Oh, well. I suspect Mr. Little — who no longer plays his home town of Vegas very often — has earned himself a year or two of bookings from Republican-leaning organizations and auditoriums in more Conservative communities. He'll do the same impressions and in between, he'll talk about the honor of performing for The President and crowds will love him for it. You or I may not have thought he was funny last night but it was probably a great career booster.
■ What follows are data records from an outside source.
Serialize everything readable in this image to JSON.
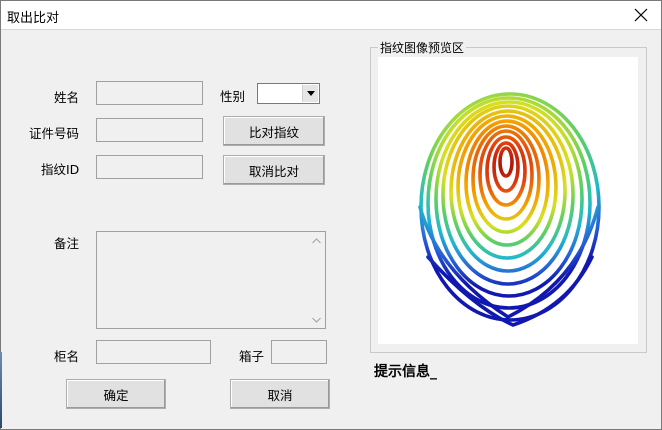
{
  "window": {
    "title": "取出比对"
  },
  "form": {
    "name_label": "姓名",
    "gender_label": "性别",
    "gender_value": "",
    "id_label": "证件号码",
    "finger_id_label": "指纹ID",
    "remarks_label": "备注",
    "cabinet_label": "柜名",
    "box_label": "箱子",
    "name_value": "",
    "id_value": "",
    "finger_id_value": "",
    "remarks_value": "",
    "cabinet_value": "",
    "box_value": ""
  },
  "buttons": {
    "compare": "比对指纹",
    "cancel_compare": "取消比对",
    "ok": "确定",
    "cancel": "取消"
  },
  "preview": {
    "group_title": "指纹图像预览区"
  },
  "hint": "提示信息_",
  "colors": {
    "ridge_core": "#b01010",
    "ridge_mid": "#f0a000",
    "ridge_outer": "#2030c0"
  }
}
One final thing which I must admit baffled me was a video — and here, I'll embed it and you can see if it baffles you, too. It's a David Letterman Top Ten List introduced by, of all people, Presidential Press Secretary Tony Snow. If someone got up in a major public forum and said that Bush was a stumbling idiot who had convinced a large part of America that he didn't know what he was doing, it would be Mr. Snow's job, if not his duty as a supporter, to rebut and denounce that view of his boss. Yet here he is, presenting a video to that effect, endorsing the importance of Dave Letterman, a celebrity who makes it quite clear on a nightly basis that he thinks Bush is a dangerous boob. The video includes no disclaimer. Dave does not say, "It's all in fun" or even "In spite of his gaffes, he's still my president." There are no such niceties…and one even senses a certain air of contempt in the fact that Letterman says so little, as if the clips speak for themselves.
So, uh, why is Tony Snow affording so much dignity to this video? Shouldn't his official position be that Letterman is all wrong about George W. Bush?